The list also reveals the trend of more hybrid models coming out from a wider group of automakers. Six different car companies now make hybrids. “There’s now a hybrid for everyone,” the EPA said in releasing the latest findings. “It’s not either a Prius or a Insight anymore.”
The Toyota Prius was once again the leader, with fuel economy of 51 miles per gallon in the city and 48 mpg on the highway. Other vehicles in the top 10 include the Ford Fusion Hybrid and its Mercury Milan twin, the Insight and Civic Hybrid from Honda, and the Nissan Altima. The only non-hybrid on the list was the tiny Smart ForTwo, which is rated at 33 mpg city/41 highway.
Japanese carmakers dominated the annual rankings, placing eight gas-electric hybrids in the Top 10—but Ford is now threatening to become the single American company to join the upper echelon of hybrid makers. If current trends continue, Ford will soon overtake Honda as the second biggest seller of hybrids—behind Toyota which sells more hybrids than all other carmakers combined.
Ford’s hybrid sales have increased by 73 percent this year, due to the success of the new 2010 Ford Fusion Hybrid and the sustained popularity of the Ford Escape Hybrid, the most fuel-efficient SUV on the market. “More than 60 percent of Fusion Hybrid sales have been from non-Ford owners, and more than half of those are customers coming from import brands, mostly from Toyota and Honda,” said David Finnegan, Ford hybrid marketing manager.
Meanwhile across the pond, Toyota was recognized this week as the “greenest” manufacturer in the United Kingdom, according to research conducted by Clean Green Cars. The award is based on CO2 emissions of an automakers entire lineup of cars and averaged by sales per unit.
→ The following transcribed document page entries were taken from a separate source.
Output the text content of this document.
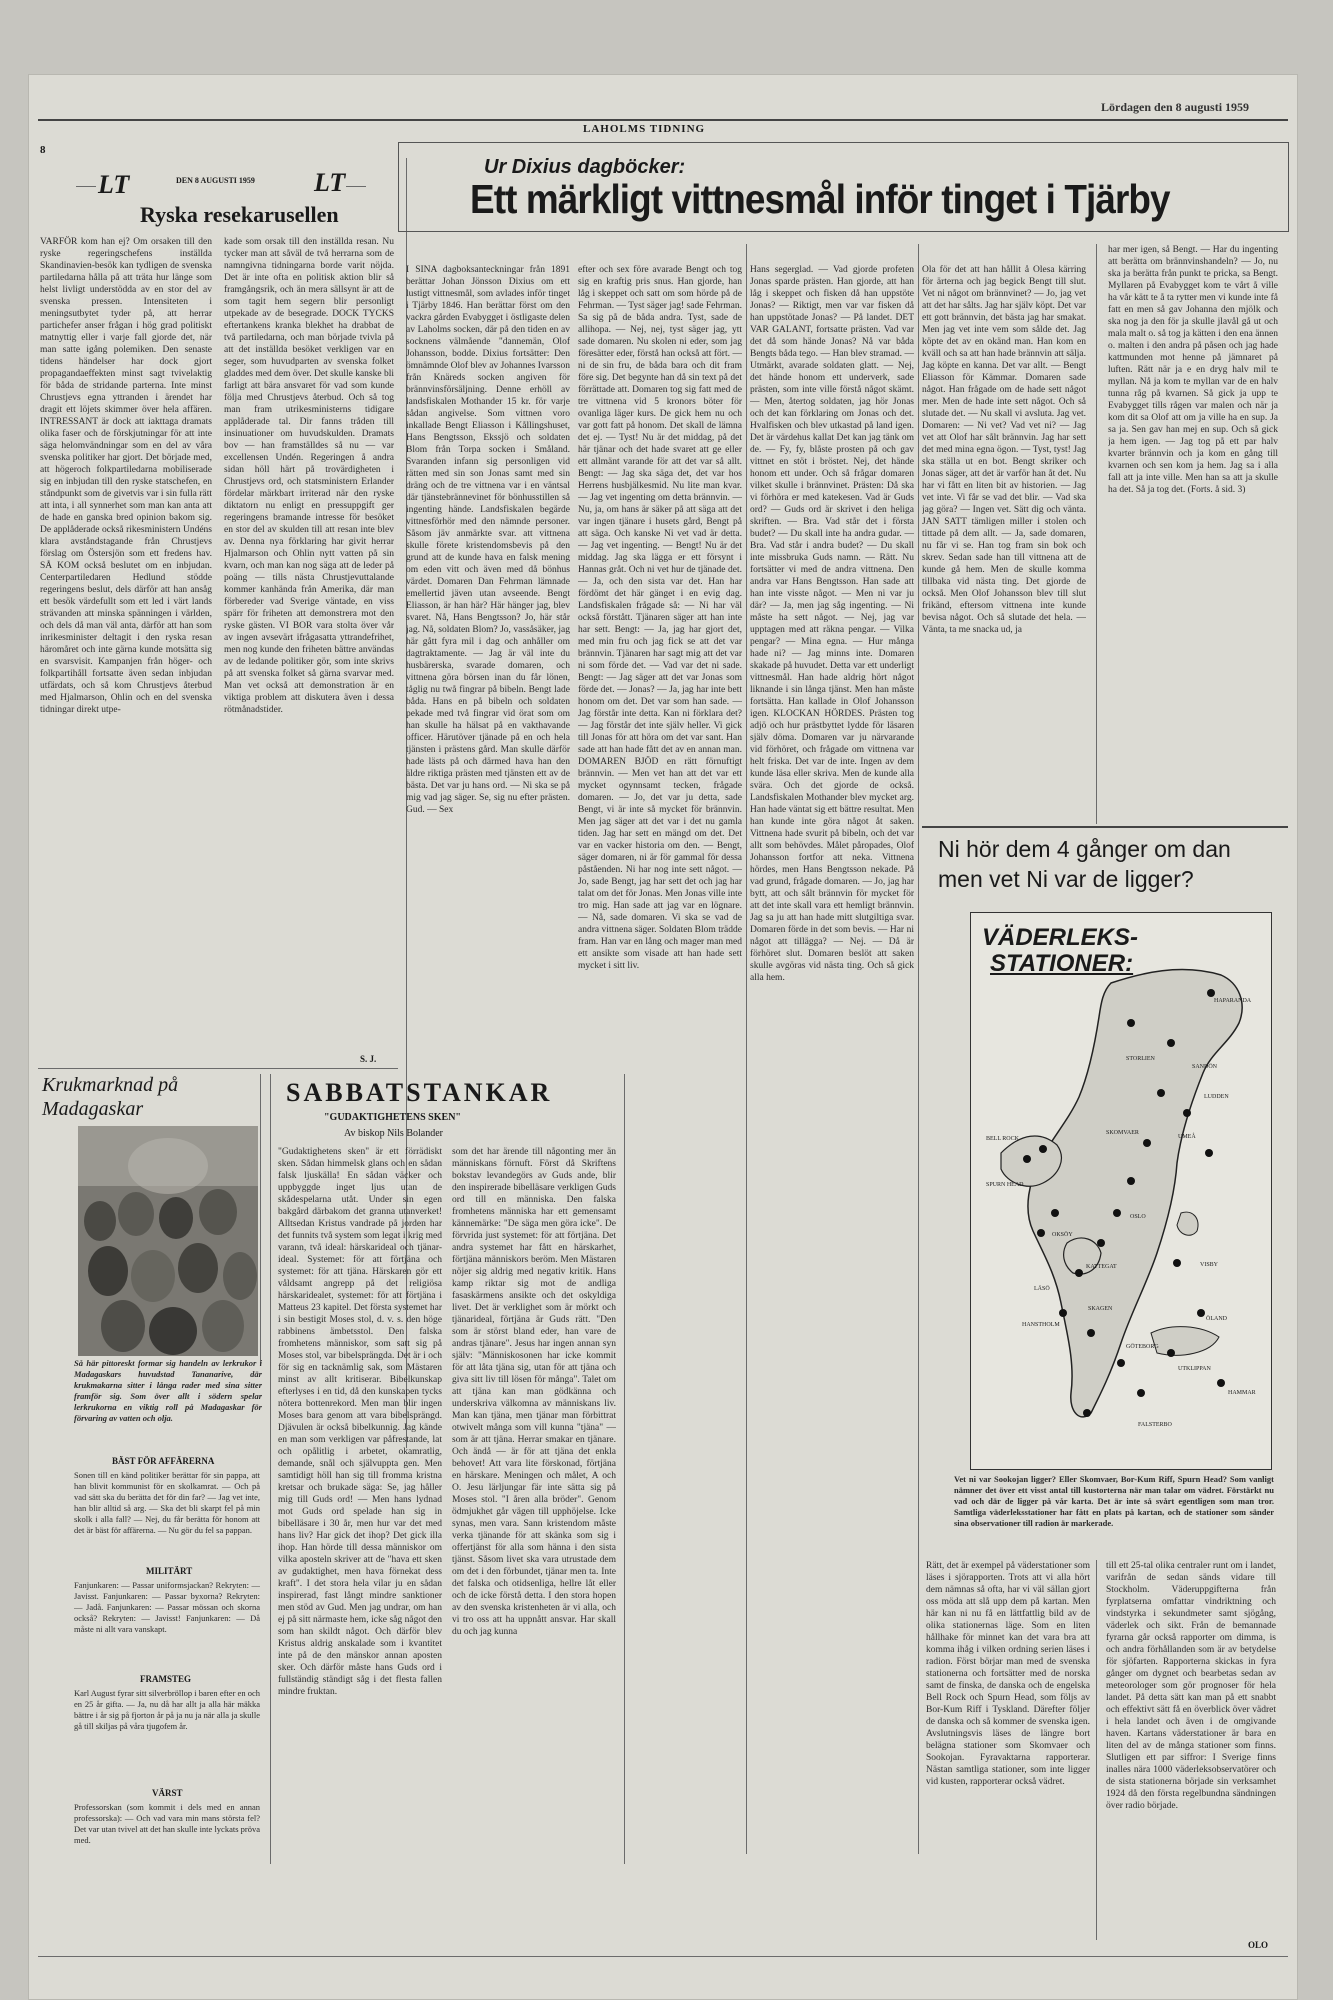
Lördagen den 8 augusti 1959
LAHOLMS TIDNING
8
LT	DEN 8 AUGUSTI 1959 LT
Ryska resekarusellen
VARFÖR kom han ej? Om orsaken till den ryske regeringschefens inställda Skandinavien-besök kan tydligen de svenska partiledarna hålla på att träta hur länge som helst livligt understödda av en stor del av svenska pressen. Intensiteten i meningsutbytet tyder på, att herrar partichefer anser frågan i hög grad politiskt matnyttig eller i varje fall gjorde det, när man satte igång polemiken. Den senaste tidens händelser har dock gjort propagandaeffekten minst sagt tvivelaktig för båda de stridande parterna. Inte minst Chrustjevs egna yttranden i ärendet har dragit ett löjets skimmer över hela affären. INTRESSANT är dock att iakttaga dramats olika faser och de förskjutningar för att inte säga helomvändningar som en del av våra svenska politiker har gjort. Det började med, att högeroch folkpartiledarna mobiliserade sig en inbjudan till den ryske statschefen, en ståndpunkt som de givetvis var i sin fulla rätt att inta, i all synnerhet som man kan anta att de hade en ganska bred opinion bakom sig. De applåderade också rikesministern Undéns klara avståndstagande från Chrustjevs förslag om Östersjön som ett fredens hav. SÅ KOM också beslutet om en inbjudan. Centerpartiledaren Hedlund stödde regeringens beslut, dels därför att han ansåg ett besök värdefullt som ett led i värt lands strävanden att minska spänningen i världen, och dels då man väl anta, därför att han som inrikesminister deltagit i den ryska resan häromåret och inte gärna kunde motsätta sig en svarsvisit. Kampanjen från höger- och folkpartihåll fortsatte även sedan inbjudan utfärdats, och så kom Chrustjevs återbud med Hjalmarson, Ohlin och en del svenska tidningar direkt utpe-
kade som orsak till den inställda resan. Nu tycker man att såväl de två herrarna som de namngivna tidningarna borde varit nöjda. Det är inte ofta en politisk aktion blir så framgångsrik, och än mera sällsynt är att de som tagit hem segern blir personligt utpekade av de besegrade. DOCK TYCKS eftertankens kranka blekhet ha drabbat de två partiledarna, och man började tvivla på att det inställda besöket verkligen var en seger, som huvudparten av svenska folket gladdes med dem över. Det skulle kanske bli farligt att bära ansvaret för vad som kunde följa med Chrustjevs återbud. Och så tog man fram utrikesministerns tidigare applåderade tal. Dir fanns tråden till insinuationer om huvudskulden. Dramats bov — han framställdes så nu — var excellensen Undén. Regeringen å andra sidan höll härt på trovärdigheten i Chrustjevs ord, och statsministern Erlander fördelar märkbart irriterad när den ryske diktatorn nu enligt en pressuppgift ger regeringens bramande intresse för besöket en stor del av skulden till att resan inte blev av. Denna nya förklaring har givit herrar Hjalmarson och Ohlin nytt vatten på sin kvarn, och man kan nog säga att de leder på poäng — tills nästa Chrustjevuttalande kommer kanhända från Amerika, där man förbereder vad Sverige väntade, en viss spärr för friheten att demonstrera mot den ryske gästen. VI BOR vara stolta över vår av ingen avsevärt ifrågasatta yttrandefrihet, men nog kunde den friheten bättre användas av de ledande politiker gör, som inte skrivs på att svenska folket så gärna svarvar med. Man vet också att demonstration är en viktiga problem att diskutera även i dessa rötmånadstider.
S. J.
Krukmarknad på
Madagaskar
Så här pittoreskt formar sig handeln av lerkrukor i Madagaskars huvudstad Tananarive, där krukmakarna sitter i långa rader med sina sitter framför sig. Som över allt i södern spelar lerkrukorna en viktig roll på Madagaskar för förvaring av vatten och olja.
BÄST FÖR AFFÄRERNA
Sonen till en känd politiker berättar för sin pappa, att han blivit kommunist för en skolkamrat. — Och på vad sätt ska du berätta det för din far? — Jag vet inte, han blir alltid så arg. — Ska det bli skarpt fel på min skolk i alla fall? — Nej, du får berätta för honom att det är bäst för affärerna. — Nu gör du fel sa pappan.
MILITÄRT
Fanjunkaren: — Passar uniformsjackan? Rekryten: — Javisst. Fanjunkaren: — Passar byxorna? Rekryten: — Jadå. Fanjunkaren: — Passar mössan och skorna också? Rekryten: — Javisst! Fanjunkaren: — Då måste ni allt vara vanskapt.
FRAMSTEG
Karl August fyrar sitt silverbröllop i baren efter en och en 25 år gifta. — Ja, nu då har allt ja alla här mäkka bättre i år sig på fjorton år på ja nu ja när alla ja skulle gå till skiljas på våra tjugofem år.
VÄRST
Professorskan (som kommit i dels med en annan professorska): — Och vad vara min mans största fel? Det var utan tvivel att det han skulle inte lyckats pröva med.
SABBATSTANKAR
"GUDAKTIGHETENS SKEN"
Av biskop Nils Bolander
"Gudaktighetens sken" är ett förrädiskt sken. Sådan himmelsk glans och en sådan falsk ljuskälla! En sådan väcker och uppbyggde inget ljus utan de skådespelarna utåt. Under sin egen bakgård därbakom det granna utanverket! Alltsedan Kristus vandrade på jorden har det funnits två system som legat i krig med varann, två ideal: härskarideal och tjänar-ideal. Systemet: för att förtjäna och systemet: för att tjäna. Härskaren gör ett våldsamt angrepp på det religiösa härskaridealet, systemet: för att förtjäna i Matteus 23 kapitel. Det första systemet har i sin bestigit Moses stol, d. v. s. den höge rabbinens ämbetsstol. Den falska fromhetens människor, som satt sig på Moses stol, var bibelsprängda. Det är i och för sig en tacknämlig sak, som Mästaren minst av allt kritiserar. Bibelkunskap efterlyses i en tid, då den kunskapen tycks nötera bottenrekord. Men man blir ingen Moses bara genom att vara bibelsprängd. Djävulen är också bibelkunnig. Jag kände en man som verkligen var påfrestande, lat och opålitlig i arbetet, okamratlig, demande, snål och självuppta gen. Men samtidigt höll han sig till fromma kristna kretsar och brukade säga: Se, jag håller mig till Guds ord! — Men hans lydnad mot Guds ord spelade han sig in bibelläsare i 30 år, men hur var det med hans liv? Har gick det ihop? Det gick illa ihop. Han hörde till dessa människor om vilka aposteln skriver att de "hava ett sken av gudaktighet, men hava förnekat dess kraft". I det stora hela vilar ju en sådan inspirerad, fast långt mindre sanktioner men stöd av Gud. Men jag undrar, om han ej på sitt närmaste hem, icke såg något den som han skildt något. Och därför blev Kristus aldrig anskalade som i kvantitet inte på de den mänskor annan aposten sker. Och därför måste hans Guds ord i fullständig ständigt såg i det flesta fallen mindre fruktan.
som det har ärende till någonting mer än människans förnuft. Först då Skriftens bokstav levandegörs av Guds ande, blir den inspirerade bibelläsare verkligen Guds ord till en människa. Den falska fromhetens människa har ett gemensamt kännemärke: "De säga men göra icke". De förvrida just systemet: för att förtjäna. Det andra systemet har fått en härskarhet, förtjäna människors beröm. Men Mästaren nöjer sig aldrig med negativ kritik. Hans kamp riktar sig mot de andliga fasaskärmens ansikte och det oskyldiga livet. Det är verklighet som är mörkt och tjänarideal, förtjäna är Guds rätt. "Den som är störst bland eder, han vare de andras tjänare". Jesus har ingen annan syn själv: "Människosonen har icke kommit för att låta tjäna sig, utan för att tjäna och giva sitt liv till lösen för många". Talet om att tjäna kan man gödkänna och underskriva välkomna av människans liv. Man kan tjäna, men tjänar man förbittrat otwivelt många som vill kunna "tjäna" — som är att tjäna. Herrar smakar en tjänare. Och ändå — är för att tjäna det enkla behovet! Att vara lite förskonad, förtjäna en härskare. Meningen och målet, A och O. Jesu lärljungar fär inte sätta sig på Moses stol. "I åren alla bröder". Genom ödmjukhet går vägen till upphöjelse. Icke synas, men vara. Sann kristendom måste verka tjänande för att skänka som sig i offertjänst för alla som hänna i den sista tjänst. Såsom livet ska vara utrustade dem om det i den förbundet, tjänar men ta. Inte det falska och otidsenliga, hellre låt eller och de icke förstå detta. I den stora hopen av den svenska kristenheten är vi alla, och vi tro oss att ha uppnått ansvar. Har skall du och jag kunna
Ur Dixius dagböcker:
Ett märkligt vittnesmål inför tinget i Tjärby
I SINA dagboksanteckningar från 1891 berättar Johan Jönsson Dixius om ett lustigt vittnesmål, som avlades inför tinget i Tjärby 1846. Han berättar först om den vackra gården Evabygget i östligaste delen av Laholms socken, där på den tiden en av socknens välmående "dannemän, Olof Johansson, bodde. Dixius fortsätter: Den ömnämnde Olof blev av Johannes Ivarsson från Knäreds socken angiven för brännvinsförsäljning. Denne erhöll av landsfiskalen Mothander 15 kr. för varje sådan angivelse. Som vittnen voro inkallade Bengt Eliasson i Kållingshuset, Hans Bengtsson, Ekssjö och soldaten Blom från Torpa socken i Småland. Svaranden infann sig personligen vid rätten med sin son Jonas samt med sin dräng och de tre vittnena var i en väntsal där tjänstebrännevinet för bönhusstillen så ingenting hände. Landsfiskalen begärde vittnesförhör med den nämnde personer. Såsom jäv anmärkte svar. att vittnena skulle förete kristendomsbevis på den grund att de kunde hava en falsk mening om eden vitt och även med då bönhus värdet. Domaren Dan Fehrman lämnade emellertid jäven utan avseende. Bengt Eliasson, är han här? Här hänger jag, blev svaret. Nå, Hans Bengtsson? Jo, här står jag. Nå, soldaten Blom? Jo, vassåsäker, jag här gått fyra mil i dag och anhåller om dagtraktamente. — Jag är väl inte du husbärerska, svarade domaren, och vittnena göra börsen inan du får lönen, tåglig nu twå fingrar på bibeln. Bengt lade båda. Hans en på bibeln och soldaten pekade med två fingrar vid örat som om han skulle ha hälsat på en vakthavande officer. Härutöver tjänade på en och hela tjänsten i prästens gård. Man skulle därför hade lästs på och därmed hava han den äldre riktiga prästen med tjänsten ett av de bästa. Det var ju hans ord. — Ni ska se på mig vad jag säger. Se, sig nu efter prästen. Gud. — Sex
efter och sex före avarade Bengt och tog sig en kraftig pris snus. Han gjorde, han låg i skeppet och satt om som hörde på de Fehrman. — Tyst säger jag! sade Fehrman. Sa sig på de båda andra. Tyst, sade de allihopa. — Nej, nej, tyst säger jag, ytt sade domaren. Nu skolen ni eder, som jag föresätter eder, förstå han också att fört. — ni de sin fru, de båda bara och dit fram före sig. Det begynte han då sin text på det förrättade att. Domaren tog sig fatt med de tre vittnena vid 5 kronors böter för ovanliga läger kurs. De gick hem nu och var gott fatt på honom. Det skall de lämna det ej. — Tyst! Nu är det middag, på det här tjänar och det hade svaret att ge eller ett allmänt varande för att det var så allt. Bengt: — Jag ska säga det, det var hos Herrens husbjälkesmid. Nu lite man kvar. — Jag vet ingenting om detta brännvin. — Nu, ja, om hans är säker på att säga att det var ingen tjänare i husets gård, Bengt på att säga. Och kanske Ni vet vad är detta. — Jag vet ingenting. — Bengt! Nu är det middag. Jag ska lägga er ett försynt i Hannas gråt. Och ni vet hur de tjänade det. — Ja, och den sista var det. Han har fördömt det här gänget i en evig dag. Landsfiskalen frågade så: — Ni har väl också förstått. Tjänaren säger att han inte har sett. Bengt: — Ja, jag har gjort det, med min fru och jag fick se att det var brännvin. Tjänaren har sagt mig att det var ni som förde det. — Vad var det ni sade. Bengt: — Jag säger att det var Jonas som förde det. — Jonas? — Ja, jag har inte bett honom om det. Det var som han sade. — Jag förstår inte detta. Kan ni förklara det? — Jag förstår det inte själv heller. Vi gick till Jonas för att höra om det var sant. Han sade att han hade fått det av en annan man. DOMAREN BJÖD en rätt förnuftigt brännvin. — Men vet han att det var ett mycket ogynnsamt tecken, frågade domaren. — Jo, det var ju detta, sade Bengt, vi är inte så mycket för brännvin. Men jag säger att det var i det nu gamla tiden. Jag har sett en mängd om det. Det var en vacker historia om den. — Bengt, säger domaren, ni är för gammal för dessa påståenden. Ni har nog inte sett något. — Jo, sade Bengt, jag har sett det och jag har talat om det för Jonas. Men Jonas ville inte tro mig. Han sade att jag var en lögnare. — Nå, sade domaren. Vi ska se vad de andra vittnena säger. Soldaten Blom trädde fram. Han var en lång och mager man med ett ansikte som visade att han hade sett mycket i sitt liv.
Hans segerglad. — Vad gjorde profeten Jonas sparde prästen. Han gjorde, att han låg i skeppet och fisken då han uppstöte Jonas? — Riktigt, men var var fisken då han uppstötade Jonas? — På landet. DET VAR GALANT, fortsatte prästen. Vad var det då som hände Jonas? Nå var båda Bengts båda tego. — Han blev stramad. — Utmärkt, avarade soldaten glatt. — Nej, det hände honom ett underverk, sade prästen, som inte ville förstå något skämt. — Men, återtog soldaten, jag hör Jonas och det kan förklaring om Jonas och det. Hvalfisken och blev utkastad på land igen. Det är värdehus kallat Det kan jag tänk om de. — Fy, fy, blåste prosten på och gav vittnet en stöt i bröstet. Nej, det hände honom ett under. Och så frågar domaren vilket skulle i brännvinet. Prästen: Då ska vi förhöra er med katekesen. Vad är Guds ord? — Guds ord är skrivet i den heliga skriften. — Bra. Vad står det i första budet? — Du skall inte ha andra gudar. — Bra. Vad står i andra budet? — Du skall inte missbruka Guds namn. — Rätt. Nu fortsätter vi med de andra vittnena. Den andra var Hans Bengtsson. Han sade att han inte visste något. — Men ni var ju där? — Ja, men jag såg ingenting. — Ni måste ha sett något. — Nej, jag var upptagen med att räkna pengar. — Vilka pengar? — Mina egna. — Hur många hade ni? — Jag minns inte. Domaren skakade på huvudet. Detta var ett underligt vittnesmål. Han hade aldrig hört något liknande i sin långa tjänst. Men han måste fortsätta. Han kallade in Olof Johansson igen. KLOCKAN HÖRDES. Prästen tog adjö och hur prästbyttet lydde för läsaren själv döma. Domaren var ju närvarande vid förhöret, och frågade om vittnena var helt friska. Det var de inte. Ingen av dem kunde läsa eller skriva. Men de kunde alla svära. Och det gjorde de också. Landsfiskalen Mothander blev mycket arg. Han hade väntat sig ett bättre resultat. Men han kunde inte göra något åt saken. Vittnena hade svurit på bibeln, och det var allt som behövdes. Målet påropades, Olof Johansson fortfor att neka. Vittnena hördes, men Hans Bengtsson nekade. På vad grund, frågade domaren. — Jo, jag har bytt, att och sålt brännvin för mycket för att det inte skall vara ett hemligt brännvin. Jag sa ju att han hade mitt slutgiltiga svar. Domaren förde in det som bevis. — Har ni något att tillägga? — Nej. — Då är förhöret slut. Domaren beslöt att saken skulle avgöras vid nästa ting. Och så gick alla hem.
Ola för det att han hållit å Olesa kärring för ärterna och jag begick Bengt till slut. Vet ni något om brännvinet? — Jo, jag vet att det har sålts. Jag har själv köpt. Det var ett gott brännvin, det bästa jag har smakat. Men jag vet inte vem som sålde det. Jag köpte det av en okänd man. Han kom en kväll och sa att han hade brännvin att sälja. Jag köpte en kanna. Det var allt. — Bengt Eliasson för Kämmar. Domaren sade något. Han frågade om de hade sett något mer. Men de hade inte sett något. Och så slutade det. — Nu skall vi avsluta. Jag vet. Domaren: — Ni vet? Vad vet ni? — Jag vet att Olof har sålt brännvin. Jag har sett det med mina egna ögon. — Tyst, tyst! Jag ska ställa ut en bot. Bengt skriker och Jonas säger, att det är varför han åt det. Nu har vi fått en liten bit av historien. — Jag vet inte. Vi får se vad det blir. — Vad ska jag göra? — Ingen vet. Sätt dig och vänta. JAN SATT tämligen miller i stolen och tittade på dem allt. — Ja, sade domaren, nu får vi se. Han tog fram sin bok och skrev. Sedan sade han till vittnena att de kunde gå hem. Men de skulle komma tillbaka vid nästa ting. Det gjorde de också. Men Olof Johansson blev till slut frikänd, eftersom vittnena inte kunde bevisa något. Och så slutade det hela. — Vänta, ta me snacka ud, ja
har mer igen, så Bengt. — Har du ingenting att berätta om brännvinshandeln? — Jo, nu ska ja berätta från punkt te pricka, sa Bengt. Myllaren på Evabygget kom te vårt å ville ha vår kätt te å ta rytter men vi kunde inte få fatt en men så gav Johanna den mjölk och ska nog ja den för ja skulle jlavål gå ut och mala malt o. så tog ja kätten i den ena ännen o. malten i den andra på påsen och jag hade kattmunden mot henne på jämnaret på luften. Rätt när ja e en dryg halv mil te myllan. Nå ja kom te myllan var de en halv tunna råg på kvarnen. Så gick ja upp te Evabygget tills rågen var malen och när ja kom dit sa Olof att om ja ville ha en sup. Ja sa ja. Sen gav han mej en sup. Och så gick ja hem igen. — Jag tog på ett par halv kvarter brännvin och ja kom en gång till kvarnen och sen kom ja hem. Jag sa i alla fall att ja inte ville. Men han sa att ja skulle ha det. Så ja tog det. (Forts. å sid. 3)
Ni hör dem 4 gånger om dan
men vet Ni var de ligger?
VÄDERLEKS-
STATIONER:
HAPARANDA
STORLIEN
SANDÖN
LUDDEN
UMEÅ
BELL ROCK
SPURN HEAD
SKOMVAER
OSLO
OKSÖY
KATTEGAT
LÄSÖ
SKAGEN
HANSTHOLM
FALSTERBO
GÖTEBORG
VISBY
ÖLAND
UTKLIPPAN
HAMMAR
Vet ni var Sookojan ligger? Eller Skomvaer, Bor-Kum Riff, Spurn Head? Som vanligt nämner det över ett visst antal till kustorterna när man talar om vädret. Förstärkt nu vad och där de ligger på vår karta. Det är inte så svårt egentligen som man tror. Samtliga väderleksstationer har fått en plats på kartan, och de stationer som sänder sina observationer till radion är markerade.
Rätt, det är exempel på väderstationer som läses i sjörapporten. Trots att vi alla hört dem nämnas så ofta, har vi väl sällan gjort oss möda att slå upp dem på kartan. Men här kan ni nu få en lättfattlig bild av de olika stationernas läge. Som en liten hållhake för minnet kan det vara bra att komma ihåg i vilken ordning serien läses i radion. Först börjar man med de svenska stationerna och fortsätter med de norska samt de finska, de danska och de engelska Bell Rock och Spurn Head, som följs av Bor-Kum Riff i Tyskland. Därefter följer de danska och så kommer de svenska igen. Avslutningsvis läses de längre bort belägna stationer som Skomvaer och Sookojan. Fyravaktarna rapporterar. Nästan samtliga stationer, som inte ligger vid kusten, rapporterar också vädret.
till ett 25-tal olika centraler runt om i landet, varifrån de sedan sänds vidare till Stockholm. Väderuppgifterna från fyrplatserna omfattar vindriktning och vindstyrka i sekundmeter samt sjögång, väderlek och sikt. Från de bemannade fyrarna går också rapporter om dimma, is och andra förhållanden som är av betydelse för sjöfarten. Rapporterna skickas in fyra gånger om dygnet och bearbetas sedan av meteorologer som gör prognoser för hela landet. På detta sätt kan man på ett snabbt och effektivt sätt få en överblick över vädret i hela landet och även i de omgivande haven. Kartans väderstationer är bara en liten del av de många stationer som finns. Slutligen ett par siffror: I Sverige finns inalles nära 1000 väderleksobservatörer och de sista stationerna började sin verksamhet 1924 då den första regelbundna sändningen över radio började.
OLO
Based on the findings, Toyota is the first carmaker in the UK to drop below the 130g/km level for mean carbon emissions across its model range. The company’s new minicar, the Toyota iQ, helped it earn the award.
The Prius’s top ranking from the US EPA will be challenged next year by new plug-in hybrids and electric cars hitting the market. The EPA is struggling to establish meaningful comparisons between gas- and diesel-powered cars, hybrids, and plug-in cars—a potentially difficult calculation because it depends on multiple factors such as the number of miles driven, the distance of all-electric range, and the mix of energy sources used by a regional utility. The pressure on the EPA will continue to grow, because the Chevy Volt plug-in hybrid and Nissan Leaf electric car will be introduced next year. The all-electric Tesla Roadster was not included in this year’s ranking.